[Pandas-dev] [pydata] Feedback request for return value of empty or all-NA sum (0 or NA?)

Pietro Battiston ml at pietrobattiston.it
Sat Dec 2 04:02:34 EST 2017


Hi Joris,

Il giorno ven, 01/12/2017 alle 02.09 +0100, Joris Van den Bossche ha
scritto:
> [...]We see three different options for the default behaviour of sum
> for
> those two cases of empty and all-NA series:
> 
> Empty / all-NA sum is always zero: SUM([]) = 0 and SUM([NA]) = 0
> 
> Behaviour of pandas < 0.21 + bottleneck installed
> Consistent with NumPy, R, MATLAB, etc. (given you use the variant
> that is NA aware: nansum for numpy, na.rm=TRUE for R, ...)
> 
> Empty / all-NA sum is always NA: SUM([]) = NA and SUM([NA]) = NA
> 
> The behaviour that is introduced in 0.21.0
> Consistent with SQL (although often (rightly or not) complained
> about)
> 
> Mixed behaviour: SUM([]) = 0 and SUM([NA]) = NA
>    
> Behaviour of pandas < 0.21 (without bottleneck installed)
> A practicable compromise (having SUM([NA]) keep the information of
> NA, while SUM([]) = 0 does not introduce NAs when there were no in
> the data)
> But somewhat inconsistent and unique to pandas ?

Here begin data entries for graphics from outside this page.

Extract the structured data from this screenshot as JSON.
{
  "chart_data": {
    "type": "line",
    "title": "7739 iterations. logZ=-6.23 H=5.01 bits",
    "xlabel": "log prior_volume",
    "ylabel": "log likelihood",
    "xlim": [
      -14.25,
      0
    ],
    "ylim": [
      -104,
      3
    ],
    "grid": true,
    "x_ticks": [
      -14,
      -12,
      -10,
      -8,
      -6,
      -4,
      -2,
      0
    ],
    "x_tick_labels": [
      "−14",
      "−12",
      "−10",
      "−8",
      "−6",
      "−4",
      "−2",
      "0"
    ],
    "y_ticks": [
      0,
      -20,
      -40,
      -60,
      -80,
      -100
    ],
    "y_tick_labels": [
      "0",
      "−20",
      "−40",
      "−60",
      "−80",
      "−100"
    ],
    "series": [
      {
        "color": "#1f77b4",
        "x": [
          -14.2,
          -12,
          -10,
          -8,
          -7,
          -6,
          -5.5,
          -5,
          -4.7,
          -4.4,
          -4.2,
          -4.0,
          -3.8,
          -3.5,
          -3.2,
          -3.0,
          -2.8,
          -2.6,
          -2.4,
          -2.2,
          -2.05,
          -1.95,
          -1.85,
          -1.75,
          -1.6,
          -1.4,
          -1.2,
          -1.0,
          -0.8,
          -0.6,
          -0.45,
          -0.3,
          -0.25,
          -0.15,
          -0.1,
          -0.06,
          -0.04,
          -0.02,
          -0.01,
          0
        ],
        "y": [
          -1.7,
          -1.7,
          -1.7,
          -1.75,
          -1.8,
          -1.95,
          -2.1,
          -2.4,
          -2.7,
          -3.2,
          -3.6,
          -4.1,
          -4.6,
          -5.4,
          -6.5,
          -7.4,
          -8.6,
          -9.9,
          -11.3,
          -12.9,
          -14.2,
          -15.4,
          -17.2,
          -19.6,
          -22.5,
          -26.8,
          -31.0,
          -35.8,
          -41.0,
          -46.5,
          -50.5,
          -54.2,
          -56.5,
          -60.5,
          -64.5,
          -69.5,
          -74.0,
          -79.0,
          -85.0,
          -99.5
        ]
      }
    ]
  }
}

I'm 100% sure I want sum([]) to return 0, not NA. It's not just more
elegant, it also makes much more sense in my daily workflow (e.g. if I
randomly split in samples, groupby, sum, and then sum the results for
each group across samples, I want the same result as if I just groupby
and sum, without splitting).

I'm also 99% sure I want sum([NA]) to return the same that sum([0, NA])
returns, following the same arguments, and possibly more.

I would probably like to have sum([0, NA]) (and sum([NA]) both return
NA (I was initially surprised by this deviation from numpy) but since
you don't mention this, it's apparently not open for discussion (and I
understand, given that it would break a lot of code).

So assuming my interpretation is correct, I am enormously in favour of
your option 1.

While we're talking about this: I guess same applies to
pd.Series([]).prod() which should (in my view) return 1?